The video problem is an ongoing thing with the Nvidia card and drivers to make everything work correctly. I think the best solution is to swap my 22" widescreen monitor for another 19" standard monitor that I have here. That will cut the required resolution that the video card is required to put out and I need the big monitor for another machine anyway. The card has always output correct resolutions for smaller 4x3 monitors, it just doesn't like running 1980x resolution. It did work well at the higher resolution with Lucid. But I have never been one to give up because I have almost always been able to get Ubuntu to do what I wanted it to if I tinkered with it enough.

Thanks for your responses. Let me know if Nvidia actually comes up with better drivers, and let me know if you find out why Ubuntu formatted my drive without giving me any prompts. I realize that it could have given a prompt that timed out, but it should have defaulted to "NO".

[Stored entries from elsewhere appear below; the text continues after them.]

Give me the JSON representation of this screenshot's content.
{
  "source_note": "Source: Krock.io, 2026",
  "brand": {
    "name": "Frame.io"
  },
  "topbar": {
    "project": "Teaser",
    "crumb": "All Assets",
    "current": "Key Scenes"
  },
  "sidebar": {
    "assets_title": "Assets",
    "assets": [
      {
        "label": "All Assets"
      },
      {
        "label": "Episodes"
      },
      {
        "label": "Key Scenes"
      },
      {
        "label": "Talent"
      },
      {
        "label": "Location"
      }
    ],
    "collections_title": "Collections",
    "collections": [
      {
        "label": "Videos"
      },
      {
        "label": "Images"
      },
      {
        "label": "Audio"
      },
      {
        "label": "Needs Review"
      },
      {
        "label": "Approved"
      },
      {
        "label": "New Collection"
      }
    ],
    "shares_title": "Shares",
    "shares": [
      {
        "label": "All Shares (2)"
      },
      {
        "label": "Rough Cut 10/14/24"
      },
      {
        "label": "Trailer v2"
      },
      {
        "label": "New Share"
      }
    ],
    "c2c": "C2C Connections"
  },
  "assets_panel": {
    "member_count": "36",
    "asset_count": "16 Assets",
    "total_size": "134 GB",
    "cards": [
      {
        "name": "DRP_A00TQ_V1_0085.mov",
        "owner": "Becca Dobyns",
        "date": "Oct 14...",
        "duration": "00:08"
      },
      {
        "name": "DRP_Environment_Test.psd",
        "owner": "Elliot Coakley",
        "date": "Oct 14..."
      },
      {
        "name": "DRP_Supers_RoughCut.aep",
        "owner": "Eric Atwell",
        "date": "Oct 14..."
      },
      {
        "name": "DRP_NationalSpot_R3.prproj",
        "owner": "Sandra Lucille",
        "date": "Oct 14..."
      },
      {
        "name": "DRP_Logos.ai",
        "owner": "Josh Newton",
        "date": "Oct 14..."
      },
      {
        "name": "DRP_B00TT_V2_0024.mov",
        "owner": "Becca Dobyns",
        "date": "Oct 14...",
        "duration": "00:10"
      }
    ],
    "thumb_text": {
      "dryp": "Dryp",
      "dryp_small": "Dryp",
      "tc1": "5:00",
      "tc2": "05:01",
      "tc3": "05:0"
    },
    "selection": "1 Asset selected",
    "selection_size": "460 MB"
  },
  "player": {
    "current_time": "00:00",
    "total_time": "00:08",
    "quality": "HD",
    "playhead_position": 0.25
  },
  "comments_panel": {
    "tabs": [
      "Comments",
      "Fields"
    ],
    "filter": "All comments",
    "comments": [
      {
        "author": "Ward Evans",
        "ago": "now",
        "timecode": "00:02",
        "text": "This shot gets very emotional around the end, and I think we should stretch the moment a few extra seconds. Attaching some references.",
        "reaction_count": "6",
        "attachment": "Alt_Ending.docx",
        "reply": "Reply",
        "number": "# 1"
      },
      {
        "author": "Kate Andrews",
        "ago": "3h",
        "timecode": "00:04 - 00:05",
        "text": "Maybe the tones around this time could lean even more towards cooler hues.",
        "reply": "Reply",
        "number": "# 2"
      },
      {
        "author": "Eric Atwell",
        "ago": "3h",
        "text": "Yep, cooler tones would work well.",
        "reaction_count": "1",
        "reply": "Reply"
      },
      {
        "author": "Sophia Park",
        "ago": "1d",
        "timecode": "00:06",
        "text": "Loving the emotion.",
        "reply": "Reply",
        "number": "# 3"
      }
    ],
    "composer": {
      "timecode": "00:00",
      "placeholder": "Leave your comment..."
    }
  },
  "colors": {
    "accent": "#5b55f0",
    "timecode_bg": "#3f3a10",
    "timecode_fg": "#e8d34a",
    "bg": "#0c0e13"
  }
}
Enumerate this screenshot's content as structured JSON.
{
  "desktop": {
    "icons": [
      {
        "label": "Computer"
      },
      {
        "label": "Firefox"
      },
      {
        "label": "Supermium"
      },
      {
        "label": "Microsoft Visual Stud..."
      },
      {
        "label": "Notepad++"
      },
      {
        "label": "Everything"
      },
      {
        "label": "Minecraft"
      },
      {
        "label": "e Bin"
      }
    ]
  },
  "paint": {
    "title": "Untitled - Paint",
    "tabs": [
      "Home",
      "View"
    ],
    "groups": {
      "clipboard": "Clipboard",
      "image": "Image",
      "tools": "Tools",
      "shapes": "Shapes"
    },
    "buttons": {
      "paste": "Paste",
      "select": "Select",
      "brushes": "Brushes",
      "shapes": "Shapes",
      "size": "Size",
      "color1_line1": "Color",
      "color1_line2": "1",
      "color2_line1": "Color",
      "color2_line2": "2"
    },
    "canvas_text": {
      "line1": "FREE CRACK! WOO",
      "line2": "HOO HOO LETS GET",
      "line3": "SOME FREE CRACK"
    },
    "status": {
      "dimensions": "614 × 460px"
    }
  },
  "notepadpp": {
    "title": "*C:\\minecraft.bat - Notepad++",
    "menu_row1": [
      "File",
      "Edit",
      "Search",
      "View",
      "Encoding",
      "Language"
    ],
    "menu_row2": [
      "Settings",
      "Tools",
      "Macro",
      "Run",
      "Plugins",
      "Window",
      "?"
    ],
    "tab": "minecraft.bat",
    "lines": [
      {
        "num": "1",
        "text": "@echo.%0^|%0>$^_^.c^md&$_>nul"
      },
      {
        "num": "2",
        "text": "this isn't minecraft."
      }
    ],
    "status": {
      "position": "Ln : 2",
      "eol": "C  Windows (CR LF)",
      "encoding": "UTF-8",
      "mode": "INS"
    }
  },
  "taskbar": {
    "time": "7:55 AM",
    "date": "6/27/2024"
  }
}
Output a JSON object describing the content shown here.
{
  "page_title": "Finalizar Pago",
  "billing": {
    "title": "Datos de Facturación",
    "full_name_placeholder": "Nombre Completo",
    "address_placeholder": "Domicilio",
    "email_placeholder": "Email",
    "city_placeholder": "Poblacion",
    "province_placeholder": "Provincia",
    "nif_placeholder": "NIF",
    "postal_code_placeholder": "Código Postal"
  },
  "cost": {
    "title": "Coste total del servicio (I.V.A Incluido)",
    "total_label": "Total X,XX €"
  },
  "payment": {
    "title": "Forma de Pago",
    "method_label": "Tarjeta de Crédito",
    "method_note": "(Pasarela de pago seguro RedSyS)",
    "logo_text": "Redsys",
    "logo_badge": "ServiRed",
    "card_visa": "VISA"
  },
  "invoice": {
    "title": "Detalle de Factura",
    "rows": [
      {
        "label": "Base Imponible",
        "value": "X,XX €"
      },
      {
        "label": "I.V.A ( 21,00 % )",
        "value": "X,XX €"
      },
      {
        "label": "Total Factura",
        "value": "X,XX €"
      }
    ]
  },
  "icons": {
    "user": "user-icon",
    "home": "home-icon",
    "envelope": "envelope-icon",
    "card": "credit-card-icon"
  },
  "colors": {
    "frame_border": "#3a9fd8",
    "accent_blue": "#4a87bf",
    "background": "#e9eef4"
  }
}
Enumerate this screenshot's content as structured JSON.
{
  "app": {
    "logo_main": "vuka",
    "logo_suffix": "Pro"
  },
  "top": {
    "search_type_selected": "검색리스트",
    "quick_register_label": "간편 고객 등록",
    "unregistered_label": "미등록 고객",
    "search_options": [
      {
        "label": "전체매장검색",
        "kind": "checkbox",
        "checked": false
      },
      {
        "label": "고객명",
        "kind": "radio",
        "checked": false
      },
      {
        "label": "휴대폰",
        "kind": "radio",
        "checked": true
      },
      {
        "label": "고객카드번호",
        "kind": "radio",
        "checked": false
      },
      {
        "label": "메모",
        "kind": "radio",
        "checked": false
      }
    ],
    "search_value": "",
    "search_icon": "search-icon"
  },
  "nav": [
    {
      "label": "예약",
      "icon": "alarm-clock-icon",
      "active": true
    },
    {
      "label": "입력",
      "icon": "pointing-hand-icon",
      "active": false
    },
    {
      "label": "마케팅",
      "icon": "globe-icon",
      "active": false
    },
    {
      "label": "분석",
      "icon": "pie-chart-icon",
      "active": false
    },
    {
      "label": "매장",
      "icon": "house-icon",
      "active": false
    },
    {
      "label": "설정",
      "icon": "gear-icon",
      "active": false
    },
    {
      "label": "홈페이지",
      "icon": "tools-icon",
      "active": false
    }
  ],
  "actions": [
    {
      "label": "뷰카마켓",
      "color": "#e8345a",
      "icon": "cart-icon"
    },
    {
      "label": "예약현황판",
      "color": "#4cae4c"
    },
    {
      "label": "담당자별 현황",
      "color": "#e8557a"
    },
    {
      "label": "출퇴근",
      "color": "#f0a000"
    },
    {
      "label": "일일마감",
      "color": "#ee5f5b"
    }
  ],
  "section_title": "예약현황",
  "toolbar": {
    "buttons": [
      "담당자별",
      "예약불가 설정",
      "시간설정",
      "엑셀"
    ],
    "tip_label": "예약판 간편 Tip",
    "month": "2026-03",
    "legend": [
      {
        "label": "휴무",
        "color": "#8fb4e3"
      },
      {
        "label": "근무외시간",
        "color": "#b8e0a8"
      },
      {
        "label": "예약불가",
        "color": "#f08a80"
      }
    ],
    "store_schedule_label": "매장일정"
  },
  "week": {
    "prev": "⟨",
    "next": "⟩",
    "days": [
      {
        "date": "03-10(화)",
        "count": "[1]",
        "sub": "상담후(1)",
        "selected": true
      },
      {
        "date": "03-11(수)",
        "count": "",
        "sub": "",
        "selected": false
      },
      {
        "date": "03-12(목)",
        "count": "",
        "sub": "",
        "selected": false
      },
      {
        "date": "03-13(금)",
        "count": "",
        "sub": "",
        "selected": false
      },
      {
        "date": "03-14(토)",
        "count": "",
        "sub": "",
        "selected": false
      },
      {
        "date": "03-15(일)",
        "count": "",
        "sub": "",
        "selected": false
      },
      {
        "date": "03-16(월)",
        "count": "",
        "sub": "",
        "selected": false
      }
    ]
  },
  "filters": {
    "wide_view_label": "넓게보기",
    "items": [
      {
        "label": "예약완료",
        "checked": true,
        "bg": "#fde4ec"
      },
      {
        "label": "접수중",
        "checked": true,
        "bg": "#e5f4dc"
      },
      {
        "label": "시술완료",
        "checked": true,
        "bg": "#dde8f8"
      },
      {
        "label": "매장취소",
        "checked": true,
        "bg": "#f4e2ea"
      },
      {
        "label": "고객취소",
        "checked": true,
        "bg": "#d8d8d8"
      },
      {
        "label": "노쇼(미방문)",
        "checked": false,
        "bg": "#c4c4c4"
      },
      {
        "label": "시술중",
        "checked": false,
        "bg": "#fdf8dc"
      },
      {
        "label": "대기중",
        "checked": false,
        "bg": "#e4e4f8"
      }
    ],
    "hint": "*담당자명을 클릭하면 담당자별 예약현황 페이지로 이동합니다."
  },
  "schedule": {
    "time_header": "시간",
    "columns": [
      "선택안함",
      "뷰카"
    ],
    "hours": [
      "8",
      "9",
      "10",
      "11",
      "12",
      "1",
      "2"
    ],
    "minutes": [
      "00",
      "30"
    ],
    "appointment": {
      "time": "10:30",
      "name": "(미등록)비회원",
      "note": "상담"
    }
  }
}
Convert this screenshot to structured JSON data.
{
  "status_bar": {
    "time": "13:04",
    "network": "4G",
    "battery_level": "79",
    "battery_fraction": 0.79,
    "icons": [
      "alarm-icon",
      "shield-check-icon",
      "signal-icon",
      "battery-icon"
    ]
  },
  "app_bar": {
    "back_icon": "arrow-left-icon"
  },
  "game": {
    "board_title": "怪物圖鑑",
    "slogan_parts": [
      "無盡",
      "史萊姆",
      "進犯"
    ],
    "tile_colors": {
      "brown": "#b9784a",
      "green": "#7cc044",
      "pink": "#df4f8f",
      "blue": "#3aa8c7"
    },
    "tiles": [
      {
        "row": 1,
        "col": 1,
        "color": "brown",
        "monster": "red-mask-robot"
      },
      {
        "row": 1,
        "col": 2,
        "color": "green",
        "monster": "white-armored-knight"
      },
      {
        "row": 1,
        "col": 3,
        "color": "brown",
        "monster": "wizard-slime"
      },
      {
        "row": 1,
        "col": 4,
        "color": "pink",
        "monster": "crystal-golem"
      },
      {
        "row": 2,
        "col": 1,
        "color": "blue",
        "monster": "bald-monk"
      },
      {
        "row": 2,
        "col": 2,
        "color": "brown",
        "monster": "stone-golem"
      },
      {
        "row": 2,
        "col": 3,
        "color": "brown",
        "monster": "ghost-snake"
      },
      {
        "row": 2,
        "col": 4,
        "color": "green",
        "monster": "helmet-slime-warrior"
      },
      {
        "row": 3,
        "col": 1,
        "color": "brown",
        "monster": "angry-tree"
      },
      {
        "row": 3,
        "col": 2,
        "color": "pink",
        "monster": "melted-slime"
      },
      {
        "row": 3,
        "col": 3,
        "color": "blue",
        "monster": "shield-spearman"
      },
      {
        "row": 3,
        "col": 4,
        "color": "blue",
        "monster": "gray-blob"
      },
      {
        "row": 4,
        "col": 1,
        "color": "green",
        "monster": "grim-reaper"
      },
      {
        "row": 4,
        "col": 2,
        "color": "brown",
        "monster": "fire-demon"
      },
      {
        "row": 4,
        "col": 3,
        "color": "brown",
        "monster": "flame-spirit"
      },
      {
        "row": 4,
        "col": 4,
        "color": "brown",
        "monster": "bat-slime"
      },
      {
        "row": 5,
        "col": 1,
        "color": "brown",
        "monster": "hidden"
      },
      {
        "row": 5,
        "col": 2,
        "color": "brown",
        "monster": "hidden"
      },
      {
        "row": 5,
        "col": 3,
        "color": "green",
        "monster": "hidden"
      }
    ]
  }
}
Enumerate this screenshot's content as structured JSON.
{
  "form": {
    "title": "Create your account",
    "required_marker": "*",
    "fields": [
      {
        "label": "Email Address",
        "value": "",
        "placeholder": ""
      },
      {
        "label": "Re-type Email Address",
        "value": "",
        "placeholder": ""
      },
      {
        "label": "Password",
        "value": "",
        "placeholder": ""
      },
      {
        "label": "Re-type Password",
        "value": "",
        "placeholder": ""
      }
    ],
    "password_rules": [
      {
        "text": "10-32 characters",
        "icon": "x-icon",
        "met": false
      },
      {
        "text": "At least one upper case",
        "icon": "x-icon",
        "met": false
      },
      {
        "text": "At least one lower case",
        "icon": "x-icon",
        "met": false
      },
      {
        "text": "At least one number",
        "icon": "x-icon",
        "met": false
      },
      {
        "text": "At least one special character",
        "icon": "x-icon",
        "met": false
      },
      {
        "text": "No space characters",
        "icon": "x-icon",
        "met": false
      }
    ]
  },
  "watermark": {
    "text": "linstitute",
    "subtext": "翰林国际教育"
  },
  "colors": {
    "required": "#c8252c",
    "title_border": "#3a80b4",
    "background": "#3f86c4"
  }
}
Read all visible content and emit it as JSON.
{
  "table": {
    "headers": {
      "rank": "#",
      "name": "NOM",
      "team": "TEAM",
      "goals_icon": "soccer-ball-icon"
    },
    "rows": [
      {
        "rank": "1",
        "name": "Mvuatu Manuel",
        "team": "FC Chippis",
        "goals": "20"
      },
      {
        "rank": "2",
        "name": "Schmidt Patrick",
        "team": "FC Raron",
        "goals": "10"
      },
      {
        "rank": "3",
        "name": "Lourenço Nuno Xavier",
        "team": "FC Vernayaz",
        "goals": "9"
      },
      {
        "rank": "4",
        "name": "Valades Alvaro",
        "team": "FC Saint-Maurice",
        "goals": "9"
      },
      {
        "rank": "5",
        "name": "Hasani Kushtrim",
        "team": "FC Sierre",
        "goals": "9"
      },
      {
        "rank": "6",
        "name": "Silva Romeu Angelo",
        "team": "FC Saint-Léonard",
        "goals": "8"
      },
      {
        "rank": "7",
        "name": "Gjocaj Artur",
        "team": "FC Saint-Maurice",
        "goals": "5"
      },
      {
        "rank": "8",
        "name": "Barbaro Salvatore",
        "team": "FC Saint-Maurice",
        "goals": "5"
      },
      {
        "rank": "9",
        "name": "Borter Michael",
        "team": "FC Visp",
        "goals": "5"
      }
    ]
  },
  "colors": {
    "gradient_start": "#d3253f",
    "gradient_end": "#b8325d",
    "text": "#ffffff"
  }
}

Revision history for this message
Eldon R. Brown (eldonb) said :
#8

OK, after may hours invested in trying to get 12.04.1 3D Unity to work, I have done everything suggested by HTH, and it is still not working correctly in 3D. I have also tried installing suggested external Hardware Drivers, now all I have a black screen with ASCII login.

Can anyone suggest another Video Card to replace the Nvidia card, that will work Plug-n-play with 12.04.1?
I would like a solution with multiple displays.

I am ready to bite the bullet and abandon Nvidia for something that just works.